Mamy po raz pierwszy od kilku lat szklane plecki, poprawione matryce aparatów, lepsze podzespoły i – co akurat mnie zdziwiło – całkiem akceptowalną na tle konkurencji wycenę. Coś mi podpowiada, że w pewnej firmie z Korei Południowej mogła pojawić się konsternacja. Jednak gdyby wymazać z tytułu i tego tekstu słowa „iPhone”, to na dobrą sprawę można by sobie wręcz pomyśleć, że opisuję dla Was konferencję od Sony.
Widać tu wiele analogii: Japończycy też stoją w rozkroku, nie wiedząc czy warto postawić na obudowę metalową czy szklaną, z roku na rok dopieszczają aparaty i wkładają w urządzenia coraz to lepsze podzespoły. Wisienką na torcie niech będzie fakt, że od jakiegoś czasu nawet wycena Xperii przestała galopować jak szalona. Wypisz, wymaluj – Apple w swojej najlepszej formie. Świat smartfonów wcale nie różni się od siebie tak bardzo, jak usiłują nam to wmawiać korporacje.
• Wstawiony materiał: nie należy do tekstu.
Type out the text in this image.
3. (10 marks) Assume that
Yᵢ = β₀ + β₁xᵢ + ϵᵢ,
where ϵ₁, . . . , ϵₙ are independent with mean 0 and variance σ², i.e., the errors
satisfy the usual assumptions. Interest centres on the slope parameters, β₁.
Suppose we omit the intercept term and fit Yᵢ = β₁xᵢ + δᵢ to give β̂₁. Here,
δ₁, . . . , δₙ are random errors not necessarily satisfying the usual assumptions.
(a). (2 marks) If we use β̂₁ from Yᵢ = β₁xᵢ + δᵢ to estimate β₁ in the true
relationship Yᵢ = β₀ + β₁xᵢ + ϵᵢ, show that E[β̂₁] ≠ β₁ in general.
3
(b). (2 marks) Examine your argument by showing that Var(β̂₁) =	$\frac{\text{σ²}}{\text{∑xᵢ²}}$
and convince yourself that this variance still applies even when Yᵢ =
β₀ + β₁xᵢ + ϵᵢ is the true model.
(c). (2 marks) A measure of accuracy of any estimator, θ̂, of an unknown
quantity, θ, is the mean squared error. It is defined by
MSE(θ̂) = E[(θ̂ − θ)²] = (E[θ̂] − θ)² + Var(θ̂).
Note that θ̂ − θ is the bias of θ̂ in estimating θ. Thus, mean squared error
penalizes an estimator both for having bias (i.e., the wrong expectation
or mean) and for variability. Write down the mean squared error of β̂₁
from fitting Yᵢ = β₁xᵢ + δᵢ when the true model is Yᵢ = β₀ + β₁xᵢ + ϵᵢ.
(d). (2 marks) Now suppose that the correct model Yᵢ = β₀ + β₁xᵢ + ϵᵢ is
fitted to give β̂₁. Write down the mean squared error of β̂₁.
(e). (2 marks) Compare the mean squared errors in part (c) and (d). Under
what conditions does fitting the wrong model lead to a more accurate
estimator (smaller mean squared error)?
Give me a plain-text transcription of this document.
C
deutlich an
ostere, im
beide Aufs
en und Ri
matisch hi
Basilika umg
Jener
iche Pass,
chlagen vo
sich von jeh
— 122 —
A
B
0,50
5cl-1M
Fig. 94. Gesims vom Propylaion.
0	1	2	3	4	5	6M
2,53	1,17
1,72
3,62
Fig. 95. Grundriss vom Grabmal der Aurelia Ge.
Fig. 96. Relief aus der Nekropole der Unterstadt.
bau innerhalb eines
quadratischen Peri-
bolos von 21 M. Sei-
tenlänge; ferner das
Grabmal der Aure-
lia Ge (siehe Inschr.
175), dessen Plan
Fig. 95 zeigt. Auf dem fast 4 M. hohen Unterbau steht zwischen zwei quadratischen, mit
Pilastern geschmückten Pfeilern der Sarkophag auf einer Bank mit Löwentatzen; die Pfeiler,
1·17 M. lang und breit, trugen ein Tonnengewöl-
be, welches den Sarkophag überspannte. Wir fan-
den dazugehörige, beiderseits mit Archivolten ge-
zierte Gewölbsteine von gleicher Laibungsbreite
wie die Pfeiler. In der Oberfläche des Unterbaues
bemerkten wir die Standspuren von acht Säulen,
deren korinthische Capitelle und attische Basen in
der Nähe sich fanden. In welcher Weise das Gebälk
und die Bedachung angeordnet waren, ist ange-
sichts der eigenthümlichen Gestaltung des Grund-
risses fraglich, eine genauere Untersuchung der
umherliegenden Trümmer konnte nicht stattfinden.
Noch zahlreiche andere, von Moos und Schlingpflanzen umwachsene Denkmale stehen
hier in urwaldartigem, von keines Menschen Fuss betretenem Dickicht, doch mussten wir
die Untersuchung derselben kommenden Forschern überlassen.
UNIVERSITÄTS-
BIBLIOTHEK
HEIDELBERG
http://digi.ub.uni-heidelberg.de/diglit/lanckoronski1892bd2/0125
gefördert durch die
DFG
Nie odbierajcie tego tak, że szukam dziury w całym. Że nagle włączył mi się tryb cebuli i złorzeczę na iPhone’a, bo aż mnie ściska, że go nie kupię, bądź dlatego że mój smartfon jest gorszy. Od jakiegoś czasu nie określam się mianem fanboja, raczej jestem sympatykiem pewnej ogólnie szanowanej marki i nie jest nią iPhone, to fakt ;) Potrafię jednak dostrzec, jak wiele wszyscy zawdzięczamy Apple i od wczoraj zachęcam swoją lepszą połówkę, żeby rozbiła świnkę skarbonkę i kupiła sobie iPhone’a 8.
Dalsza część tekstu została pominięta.